A. INTRODUCTION
Changes in communications technology have and will
continue to affect the way people work. Both employees and employers, including
charities and not-for-profits, are re-examining the need to report to work at
an office location on a daily basis, when so much can now be done remotely,
through the use of smartphones, wireless internet connections and web
conferencing.
In this changing work environment, conflicts may arise
between employees, who feel they are able to work just as or more efficiently
away from the office, and employers, who require a physical presence. This
issue was at the forefront of a recent British Columbia Supreme Court decision, Ernst v. Destiny Software Productions Inc. This Bulletin outlines this decision, which highlights the importance of
addressing this issue before it becomes a problem, either through developing
“place of work” policies and/or dealing with the issue in written employment
contracts.
B. THE FACTS
In March 2007 the plaintiff, Dean Ernst, was hired by
Destiny Software Productions (“Destiny”), to market a music distribution
software to major recording companies and labels. Mr. Ernst was given the title
of vice-president and was Destiny’s highest paid executive.
Destiny terminated Ernst without notice in November 2008, alleging
that Ernst repudiated his employment contract when he moved to Mexico, from
Alberta, without proper notice and against the wishes of the company. Ernst
brought an action for damages against Destiny for wrongful dismissal.
Ernst claimed that his contract allowed him to work from
home and did not require that his home be in Alberta, or even Canada, and that
he did not require company permission to move. Ernst claimed that he was
entitled to twelve months of severance pay in lieu of notice for termination
without cause, a bonus and retroactive raise, and all of his stock options
(with time to exercise those options after judgment was given).
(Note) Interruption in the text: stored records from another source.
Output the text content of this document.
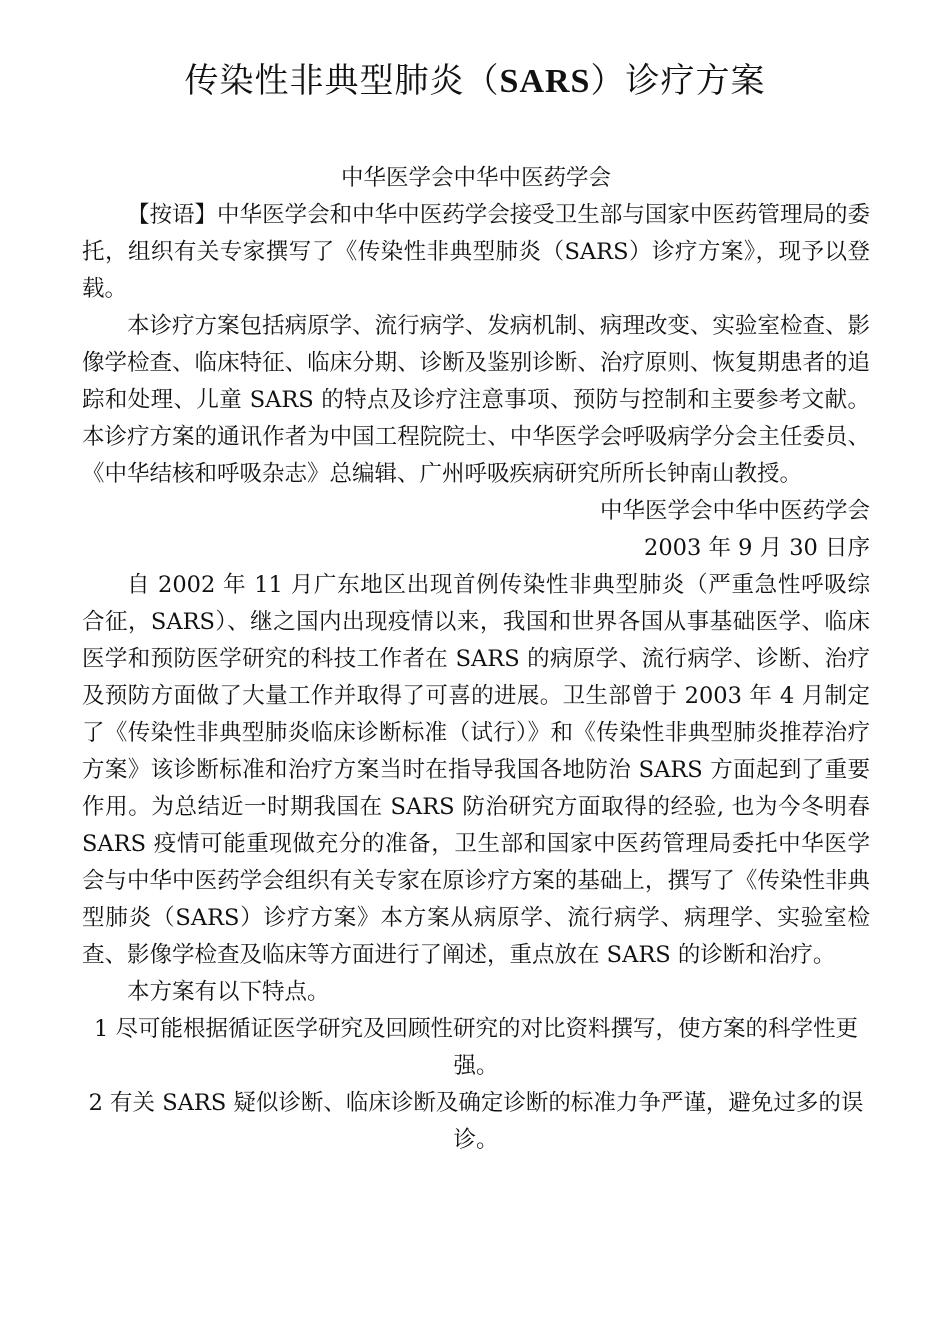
传染性非典型肺炎（SARS）诊疗方案

中华医学会中华中医药学会

【按语】中华医学会和中华中医药学会接受卫生部与国家中医药管理局的委托，组织有关专家撰写了《传染性非典型肺炎（SARS）诊疗方案》，现予以登载。

本诊疗方案包括病原学、流行病学、发病机制、病理改变、实验室检查、影像学检查、临床特征、临床分期、诊断及鉴别诊断、治疗原则、恢复期患者的追踪和处理、儿童 SARS 的特点及诊疗注意事项、预防与控制和主要参考文献。本诊疗方案的通讯作者为中国工程院院士、中华医学会呼吸病学分会主任委员、《中华结核和呼吸杂志》总编辑、广州呼吸疾病研究所所长钟南山教授。

中华医学会中华中医药学会

2003 年 9 月 30 日序

自 2002 年 11 月广东地区出现首例传染性非典型肺炎（严重急性呼吸综合征，SARS）、继之国内出现疫情以来，我国和世界各国从事基础医学、临床医学和预防医学研究的科技工作者在 SARS 的病原学、流行病学、诊断、治疗及预防方面做了大量工作并取得了可喜的进展。卫生部曾于 2003 年 4 月制定了《传染性非典型肺炎临床诊断标准（试行）》和《传染性非典型肺炎推荐治疗方案》该诊断标准和治疗方案当时在指导我国各地防治 SARS 方面起到了重要作用。为总结近一时期我国在 SARS 防治研究方面取得的经验, 也为今冬明春 SARS 疫情可能重现做充分的准备，卫生部和国家中医药管理局委托中华医学会与中华中医药学会组织有关专家在原诊疗方案的基础上，撰写了《传染性非典型肺炎（SARS）诊疗方案》本方案从病原学、流行病学、病理学、实验室检查、影像学检查及临床等方面进行了阐述，重点放在 SARS 的诊断和治疗。

本方案有以下特点。

1 尽可能根据循证医学研究及回顾性研究的对比资料撰写，使方案的科学性更强。

2 有关 SARS 疑似诊断、临床诊断及确定诊断的标准力争严谨，避免过多的误诊。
Destiny sought a dismissal of Ernst’s claim and counter
claimed against him for damages representing Ernst’s “negative vacation pay
balance” and alleged non-return of company equipment.
C. THE DECISION
1. Termination for Cause Upheld
The principles behind termination for cause were not in
dispute in this case. If an employee “has been guilty of serious misconduct,
habitual neglect of duty, incompetence, or conduct incompatible with his duties
or prejudicial to the employer’s business, or if he has been guilty of willful
disobedience to the employer’s orders in a matter of substance,” an employer has the legal right to dismiss the employee. However, a careful
analysis must be done to determine whether the employee’s conduct was so severe
that it warranted dismissal for cause.
A simple finding of misconduct – such as dishonesty –
does not, according to the court, “give rise to just cause.” The behaviour must be looked at in context in order to determine whether or not
the employment relationship could still exist. The behaviour, such as
dishonesty, must be so severe that it violates an “essential condition of the
employment contract, breaches the faith inherent to the work relationship, or
is fundamentally or directly inconsistent with the employer’s obligation to his
or her employer.” The employee’s conduct must be judged objectively, and the burden of proof to
establish the violation is on the employer. It is also important to note is that an employer need not know if good grounds
exist in fact at the time of dismissal; justification can be shown by “proof of
facts learned after the dismissal, or on grounds differing from those alleged
at the time.” Condonation of an improper act by an employee can be an issue if an employer
fails to take action in a reasonable time, but even so, an employer is allowed
a reasonable amount of time to decide what they wish to do.
Mr. Ernst’s employment contract stated that it was
anticipated that he would “initially” work from his own home. Also, it stated
that if it was required that he and his family “relocate to Vancouver” then he
would be reimbursed reasonable moving expenses. The judge found that this
wording, along with potential salary increases relating to the cost of living
in the province of his residence, was proof of Destiny’s intention Ernst only temporarily
work from home. Destiny did not intend for Ernst to determine where he could
work from and definitely did not intend him to work from outside Canada. With
Ernst’s move to Mexico, and with his refusal to acknowledge Destiny’s protests,
the court held that he fundamentally breached his employment contract. It was
not up to Ernst to unilaterally decide whether “he could fulfill his duties and
responsibilities satisfactorily from Mexico.” In the result, the court held that Destiny was entitled to terminate Ernst for
cause, without providing any notice or pay in lieu. Destiny’s counterclaim was
dismissed
D. CONCLUSION
This case is a good example of why employers need to make
sure that the place of work for any employee is clearly set out in the contract
or in employer policies that are communicated to the employees. Working from
outside of the place of business is becoming more common these days, and
employers need to adapt to these new changes. Employees who may wish to work
from home, at their local coffee shops, or even in another city, province, or
country need to know what will and will not be permitted.